Le voilà à présent dans la grange. C’est un très grand local qu’il a traversé pour arriver jusqu’au mur du fond où sont empilées les bottes de paille. Elles avaient été achetées pour Turner, mais elle est morte subitement. Subitement, se dit Kurt, même si Turner était âgée et si sa robe était tachetée de gris, même s’il ne la montait plus et se contentait de lui passer le harnais pour la promener le long des champs et dans les bois. À Maggie, il disait qu’il continuait à monter, ne pouvant admettre l’idée de la faiblesse de Turner. Il taisait sa vieillesse, à lui-même surtout, ou plutôt il s’était coupé en deux : le Kurt sachant mener, caresser sa vieille jument pour lui dire au revoir, et le Kurt ne comprenant pas ou ayant oublié ce que cela signifiait.
Une forme de solennité se dégage de ces quatre murs. Surtout l’hiver, quand le froid mord et vibre davantage dans la grange qu’à l’extérieur, mais même maintenant, dans cet air tiède et immobile. Quelle que soit la désapprobation de Maggie, Kurt a fait quelque chose dont il ne se serait pas cru capable : il est resté. Avant de venir ici, il n’avait fait qu’errer. C’était à peine un homme, il n’avait que ses deux mains et elles n’étaient bonnes à rien. Il pouvait tomber amoureux de n’importe qui ou presque, et ce fut Maggie, la dernière d’une longue série. Il vivait la nuit, se faisait de nouveaux amis qui tous rêvaient d’argent facile et d’amour, de quelque chose à quoi se consacrer, mais ce n’était pas ce qu’on leur offrait. Les lits changeaient, les idées de la veille paraissaient trop compliquées au matin ; par où commencer ? Sa fine couche d’euphorie pâlissait sur le chemin du retour, et, à la maison, le soupçon lui tombait dessus : personne ne m’aime, suis-je un paria ? Il lui fallait donc ressortir. Son épouse, Ulla, s’en accommodait, n’attendant pas davantage d’un autre homme et craignant de remplacer Kurt par quelqu’un qui aurait été plus présent, car elle adorait les heures passées seule le soir et le lit, grand et paisible sans un homme dedans. Elle avait fait le compte et, même s’il buvait en grande partie ses revenus fluctuants, elle restait mieux lotie dans le mariage qu’elle ne l’aurait été dans le divorce. De plus, elle appréciait qu’il y ait toujours de la bière dans le réfrigérateur. Alors quand Maggie est entrée dans sa vie, c’est d’abord le manque d’argent et la perspective de rentrées quasi nulles, avant la question de l’honneur et de l’humiliation renvoyée par le corps plus jeune de Maggie, qui lui a fait jeter ses tartines de pain de seigle à la tête de Kurt. Ce dernier, resté debout, bouche bée, a fini par éclater et crier que c’était elle qui avait fait de lui ce qu’il était devenu.

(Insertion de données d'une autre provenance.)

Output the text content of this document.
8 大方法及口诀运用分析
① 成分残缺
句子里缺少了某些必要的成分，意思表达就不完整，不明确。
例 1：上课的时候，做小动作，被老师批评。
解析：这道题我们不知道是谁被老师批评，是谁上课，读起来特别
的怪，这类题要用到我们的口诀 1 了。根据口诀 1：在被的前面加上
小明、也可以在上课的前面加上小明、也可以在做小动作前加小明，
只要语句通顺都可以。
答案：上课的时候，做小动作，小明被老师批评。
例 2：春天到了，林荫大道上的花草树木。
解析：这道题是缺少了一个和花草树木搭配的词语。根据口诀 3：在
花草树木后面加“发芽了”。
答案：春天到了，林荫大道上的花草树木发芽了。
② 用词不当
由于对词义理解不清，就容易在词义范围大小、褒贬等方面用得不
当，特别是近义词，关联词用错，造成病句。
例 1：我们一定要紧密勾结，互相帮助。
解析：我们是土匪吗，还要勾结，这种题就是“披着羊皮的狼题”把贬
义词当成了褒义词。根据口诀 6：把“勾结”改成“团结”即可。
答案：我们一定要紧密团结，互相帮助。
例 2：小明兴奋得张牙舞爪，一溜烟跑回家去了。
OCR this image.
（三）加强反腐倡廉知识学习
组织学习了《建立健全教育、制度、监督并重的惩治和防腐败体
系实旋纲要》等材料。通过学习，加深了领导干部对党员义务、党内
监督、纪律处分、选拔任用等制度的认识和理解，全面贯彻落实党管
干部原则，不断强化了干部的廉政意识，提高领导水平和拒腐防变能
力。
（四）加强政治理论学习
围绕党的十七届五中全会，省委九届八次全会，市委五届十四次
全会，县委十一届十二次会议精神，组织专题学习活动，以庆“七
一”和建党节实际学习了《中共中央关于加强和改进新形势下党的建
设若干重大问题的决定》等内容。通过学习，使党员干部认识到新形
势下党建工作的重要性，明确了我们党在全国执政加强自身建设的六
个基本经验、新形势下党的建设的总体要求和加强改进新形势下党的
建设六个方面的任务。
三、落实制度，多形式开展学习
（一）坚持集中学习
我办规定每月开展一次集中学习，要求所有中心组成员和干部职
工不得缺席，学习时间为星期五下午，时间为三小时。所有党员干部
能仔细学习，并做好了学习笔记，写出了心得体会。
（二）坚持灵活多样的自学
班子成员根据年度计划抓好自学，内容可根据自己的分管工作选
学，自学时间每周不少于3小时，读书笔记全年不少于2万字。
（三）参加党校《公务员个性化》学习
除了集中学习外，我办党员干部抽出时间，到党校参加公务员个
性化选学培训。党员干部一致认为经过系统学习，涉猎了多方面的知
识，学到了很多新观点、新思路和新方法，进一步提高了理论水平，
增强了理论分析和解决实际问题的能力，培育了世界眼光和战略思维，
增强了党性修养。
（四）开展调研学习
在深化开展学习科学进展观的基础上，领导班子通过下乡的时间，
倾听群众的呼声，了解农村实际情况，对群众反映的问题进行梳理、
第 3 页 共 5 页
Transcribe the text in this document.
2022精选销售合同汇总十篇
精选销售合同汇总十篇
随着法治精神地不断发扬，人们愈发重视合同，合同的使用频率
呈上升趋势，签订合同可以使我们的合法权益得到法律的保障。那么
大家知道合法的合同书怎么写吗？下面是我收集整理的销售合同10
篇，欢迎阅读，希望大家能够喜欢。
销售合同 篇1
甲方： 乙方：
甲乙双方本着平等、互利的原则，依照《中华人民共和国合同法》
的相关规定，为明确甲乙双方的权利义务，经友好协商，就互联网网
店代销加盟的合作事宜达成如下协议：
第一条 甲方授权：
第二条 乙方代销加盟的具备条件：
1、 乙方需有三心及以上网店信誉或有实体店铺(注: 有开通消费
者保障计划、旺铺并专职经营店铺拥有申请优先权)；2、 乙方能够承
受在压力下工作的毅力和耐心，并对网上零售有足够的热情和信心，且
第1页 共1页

Kurt s’assied sur une caisse. Il emplit ses poumons d’air chaud, retient sa respiration, expire. C’est le moment important de la journée. Sa tournée dans la grange. C’est ici, comprend-il, qu’il a vécu, qu’il a eu quelque chose entre les mains. Je n’ai pas été si mauvais. Pas si mauvais. Il en arrive chaque jour à ce constat. Mais il lui semble devoir l’arracher au feu et le porter, comme un enfant innocent, loin, à distance suffisante des flammes pour pouvoir jouir de ses deux minutes de paix.
Puis il pense à son compte bancaire, aux bénéfices qui commencent à rentrer et voilà que sa nature agitée et anxieuse reprend le dessus. L’entreprise a connu trois bonnes années consécutives et tourne bien, il a pu économiser et cela lui fait presque mal au cœur d’investir cet argent. Il ne veut pas investir dans le passé, il rêve de quelque chose de totalement nouveau.